Ben siguió adentrándose en el bosque. Los murciélagos revolotearon sobre su cabeza y oyó aullar a los lobos y otros alaridos espeluznantes, pero no hizo ningún caso. Giró a la izquierda en el tercer esqueleto colgante.

Allí estaba el árbol mágico: grande e imponente.

—Hola, Árbol Mágico —dijo Ben—. Soy Ben. Tengo una cita…

—Perfecto —dijo el árbol mágico—. Has visto al dragón?

—Uy, sí —dijo Ben—. Me pidió que le diera muchos recuerdos.

—¿Algún problema con la araña? —Ninguno. Ya casi ha acabado de tejer su bufanda.

—¿Y la bruja? —Me dio esta calabaza para usted —replicó Ben.

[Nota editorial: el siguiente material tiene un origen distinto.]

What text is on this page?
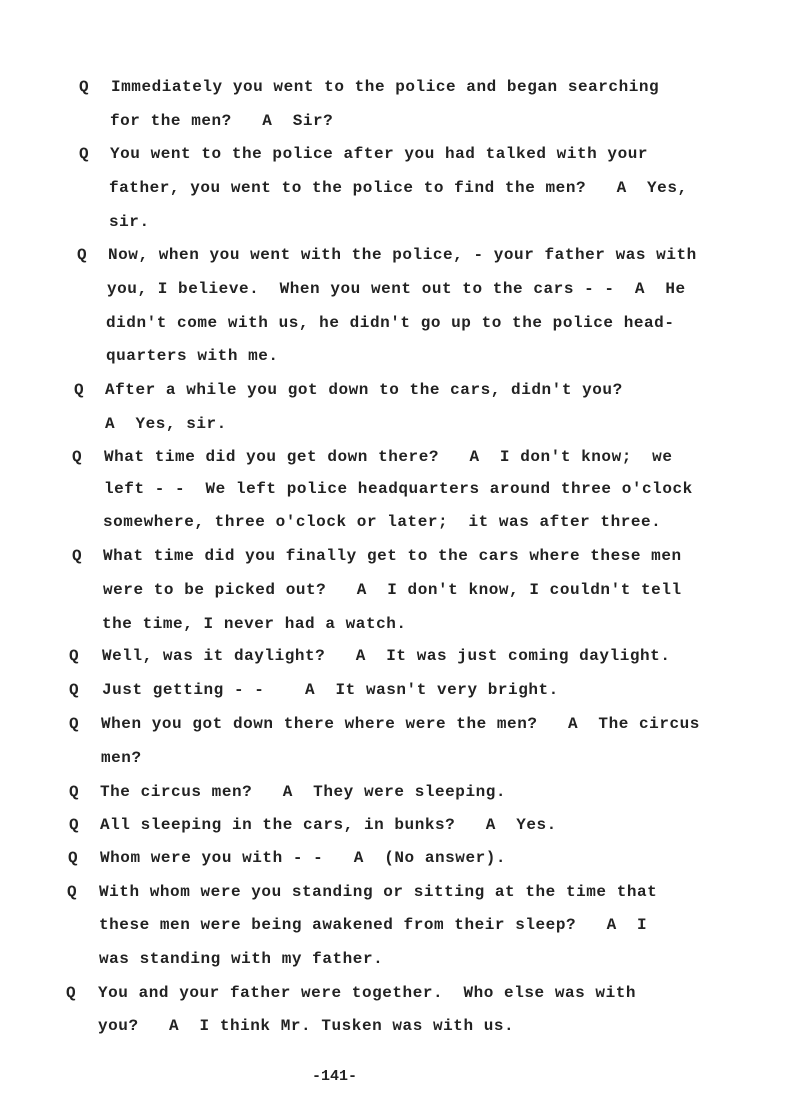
Q
Q
Q
Q
Q
Q
Q
Q
Q
Q
Q
Q
Q
Q
Immediately you went to the police and began searching
for the men?   A  Sir?
You went to the police after you had talked with your
father, you went to the police to find the men?   A  Yes,
sir.
Now, when you went with the police, - your father was with
you, I believe.  When you went out to the cars - -  A  He
didn't come with us, he didn't go up to the police head-
quarters with me.
After a while you got down to the cars, didn't you?
A  Yes, sir.
What time did you get down there?   A  I don't know;  we
left - -  We left police headquarters around three o'clock
somewhere, three o'clock or later;  it was after three.
What time did you finally get to the cars where these men
were to be picked out?   A  I don't know, I couldn't tell
the time, I never had a watch.
Well, was it daylight?   A  It was just coming daylight.
Just getting - -    A  It wasn't very bright.
When you got down there where were the men?   A  The circus
men?
The circus men?   A  They were sleeping.
All sleeping in the cars, in bunks?   A  Yes.
Whom were you with - -   A  (No answer).
With whom were you standing or sitting at the time that
these men were being awakened from their sleep?   A  I
was standing with my father.
You and your father were together.  Who else was with
you?   A  I think Mr. Tusken was with us.
-141-
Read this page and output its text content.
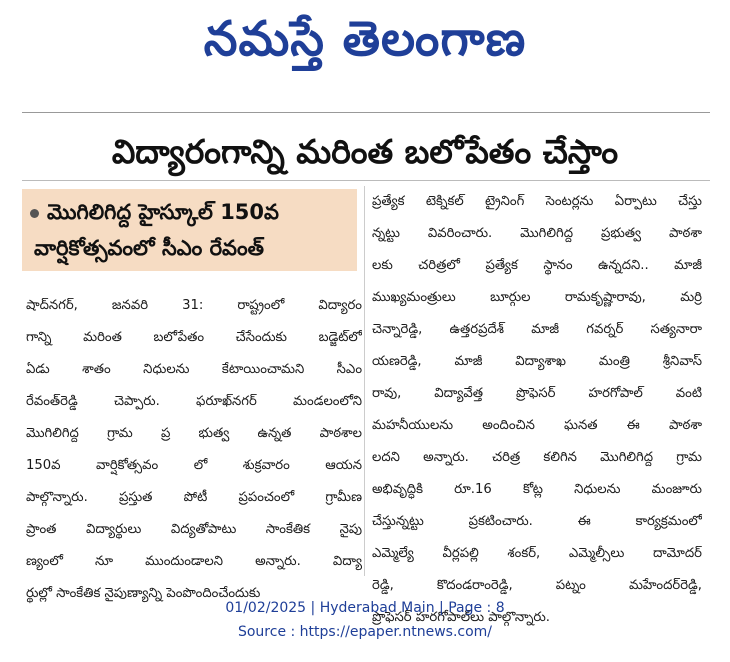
నమస్తే తెలంగాణ
విద్యారంగాన్ని మరింత బలోపేతం చేస్తాం
మొగిలిగిద్ద హైస్కూల్ 150వ
వార్షికోత్సవంలో సీఎం రేవంత్
షాద్‌నగర్, జనవరి 31: రాష్ట్రంలో విద్యారం
గాన్ని మరింత బలోపేతం చేసేందుకు బడ్జెట్‌లో
ఏడు శాతం నిధులను కేటాయించామని సీఎం
రేవంత్‌రెడ్డి చెప్పారు. ఫరూఖ్‌నగర్ మండలంలోని
మొగిలిగిద్ద గ్రామ ప్ర భుత్వ ఉన్నత పాఠశాల
150వ వార్షికోత్సవం లో శుక్రవారం ఆయన
పాల్గొన్నారు. ప్రస్తుత పోటీ ప్రపంచంలో గ్రామీణ
ప్రాంత విద్యార్థులు విద్యతోపాటు సాంకేతిక నైపు
ణ్యంలో నూ ముందుండాలని అన్నారు. విద్యా
ర్థుల్లో సాంకేతిక నైపుణ్యాన్ని పెంపొందించేందుకు
ప్రత్యేక టెక్నికల్ ట్రైనింగ్ సెంటర్లను ఏర్పాటు చేస్తు
న్నట్టు వివరించారు. మొగిలిగిద్ద ప్రభుత్వ పాఠశా
లకు చరిత్రలో ప్రత్యేక స్థానం ఉన్నదని.. మాజీ
ముఖ్యమంత్రులు బూర్గుల రామకృష్ణారావు, మర్రి
చెన్నారెడ్డి, ఉత్తరప్రదేశ్ మాజీ గవర్నర్ సత్యనారా
యణరెడ్డి, మాజీ విద్యాశాఖ మంత్రి శ్రీనివాస్
రావు, విద్యావేత్త ప్రొఫెసర్ హరగోపాల్ వంటి
మహనీయులను అందించిన ఘనత ఈ పాఠశా
లదని అన్నారు. చరిత్ర కలిగిన మొగిలిగిద్ద గ్రామ
అభివృద్ధికి రూ.16 కోట్ల నిధులను మంజూరు
చేస్తున్నట్టు ప్రకటించారు. ఈ కార్యక్రమంలో
ఎమ్మెల్యే వీర్లపల్లి శంకర్, ఎమ్మెల్సీలు దామోదర్
రెడ్డి, కొదండరాంరెడ్డి, పట్నం మహేందర్‌రెడ్డి,
ప్రొఫెసర్ హరగోపాల్‌లు పాల్గొన్నారు.
01/02/2025 | Hyderabad Main | Page : 8
Source : https://epaper.ntnews.com/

—Ah —dijo el árbol mágico—. Bien, bien. Um. Esto. Er. Biennnnnn… Y después no dijo nada durante largo rato. Por fin preguntó:

—¿En qué puedo ayudarte?

—Quiero ser menos miedoso —susurró Ben.

El árbol asintió y dijo muy serio:

—Todo lo que ha ocurrido hoy ha servido para resolver eso. Ahora ya eres valiente de verdad.

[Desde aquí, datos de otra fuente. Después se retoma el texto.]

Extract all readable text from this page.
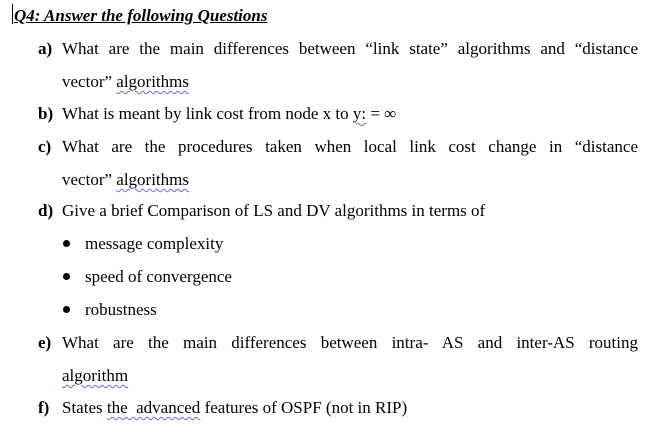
Q4: Answer the following Questions
a) What are the main differences between “link state” algorithms and “distance
vector” algorithms
b) What is meant by link cost from node x to y: = ∞
c) What are the procedures taken when local link cost change in “distance
vector” algorithms
d) Give a brief Comparison of LS and DV algorithms in terms of
message complexity
speed of convergence
robustness
e) What are the main differences between intra- AS and inter-AS routing
algorithm
f) States the  advanced features of OSPF (not in RIP)
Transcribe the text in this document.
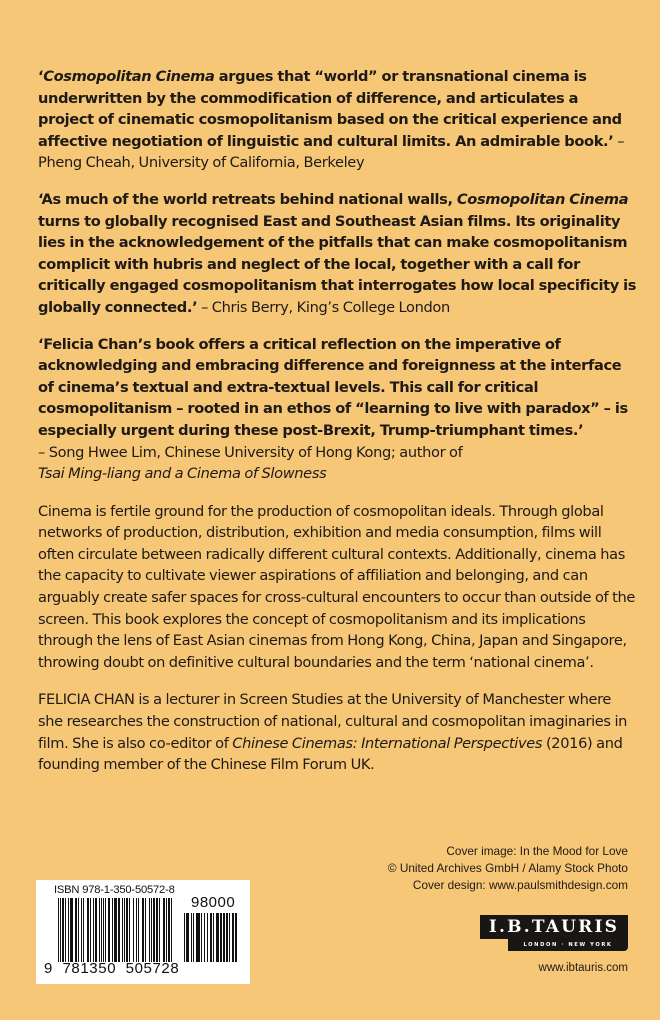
‘Cosmopolitan Cinema argues that “world” or transnational cinema is underwritten by the commodification of difference, and articulates a project of cinematic cosmopolitanism based on the critical experience and affective negotiation of linguistic and cultural limits. An admirable book.’ – Pheng Cheah, University of California, Berkeley

‘As much of the world retreats behind national walls, Cosmopolitan Cinema turns to globally recognised East and Southeast Asian films. Its originality lies in the acknowledgement of the pitfalls that can make cosmopolitanism complicit with hubris and neglect of the local, together with a call for critically engaged cosmopolitanism that interrogates how local specificity is globally connected.’ – Chris Berry, King’s College London

‘Felicia Chan’s book offers a critical reflection on the imperative of acknowledging and embracing difference and foreignness at the interface of cinema’s textual and extra-textual levels. This call for critical cosmopolitanism – rooted in an ethos of “learning to live with paradox” – is especially urgent during these post-Brexit, Trump-triumphant times.’
– Song Hwee Lim, Chinese University of Hong Kong; author of
Tsai Ming-liang and a Cinema of Slowness

Cinema is fertile ground for the production of cosmopolitan ideals. Through global networks of production, distribution, exhibition and media consumption, films will often circulate between radically different cultural contexts. Additionally, cinema has the capacity to cultivate viewer aspirations of affiliation and belonging, and can arguably create safer spaces for cross-cultural encounters to occur than outside of the screen. This book explores the concept of cosmopolitanism and its implications through the lens of East Asian cinemas from Hong Kong, China, Japan and Singapore, throwing doubt on definitive cultural boundaries and the term ‘national cinema’.

FELICIA CHAN is a lecturer in Screen Studies at the University of Manchester where she researches the construction of national, cultural and cosmopolitan imaginaries in film. She is also co-editor of Chinese Cinemas: International Perspectives (2016) and founding member of the Chinese Film Forum UK.

Cover image: In the Mood for Love
© United Archives GmbH / Alamy Stock Photo
Cover design: www.paulsmithdesign.com
ISBN 978-1-350-50572-8
98000
9  781350  505728
I.B.TAURIS
LONDON · NEW YORK
www.ibtauris.com
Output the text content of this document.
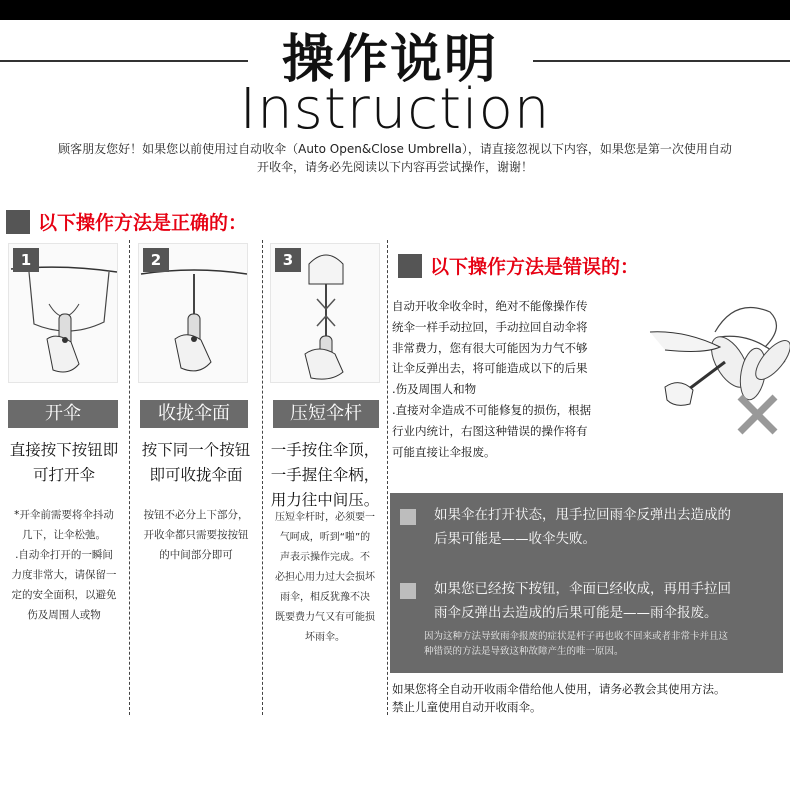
操作说明
Instruction
顾客朋友您好！如果您以前使用过自动收伞（Auto Open&Close Umbrella），请直接忽视以下内容，如果您是第一次使用自动
开收伞，请务必先阅读以下内容再尝试操作，谢谢！
以下操作方法是正确的：
以下操作方法是错误的：
1
开伞
直接按下按钮即
可打开伞
*开伞前需要将伞抖动
几下，让伞松弛。
.自动伞打开的一瞬间
力度非常大，请保留一
定的安全面积，以避免
伤及周围人或物
2
收拢伞面
按下同一个按钮
即可收拢伞面
按钮不必分上下部分，
开收伞都只需要按按钮
的中间部分即可
3
压短伞杆
一手按住伞顶，
一手握住伞柄，
用力往中间压。
压短伞杆时，必须要一
气呵成，听到“啪”的
声表示操作完成。不
必担心用力过大会损坏
雨伞，相反犹豫不决
既要费力气又有可能损
坏雨伞。
自动开收伞收伞时，绝对不能像操作传
统伞一样手动拉回，手动拉回自动伞将
非常费力，您有很大可能因为力气不够
让伞反弹出去，将可能造成以下的后果
.伤及周围人和物
.直接对伞造成不可能修复的损伤，根据
行业内统计，右图这种错误的操作将有
可能直接让伞报废。
如果伞在打开状态，甩手拉回雨伞反弹出去造成的
后果可能是——收伞失败。
如果您已经按下按钮，伞面已经收成，再用手拉回
雨伞反弹出去造成的后果可能是——雨伞报废。
因为这种方法导致雨伞报废的症状是杆子再也收不回来或者非常卡并且这
种错误的方法是导致这种故障产生的唯一原因。
如果您将全自动开收雨伞借给他人使用，请务必教会其使用方法。
禁止儿童使用自动开收雨伞。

Ben volvió a casa feliz. Pensaba: «Que árbol tan fantástico. Me ha convertido en Ben el Valiente como por arte de magia. Ya no volveré a tener miedo nunca más».

Al llegar a casa, Ben se puso su peto de flores favorito y se acercó a la panadería.

—Perdona, pero yo estaba primero —le dijo a la chica que intentaba colarse.

Compró dos pasteles. Uno para él y otro para el fantasma de su cama.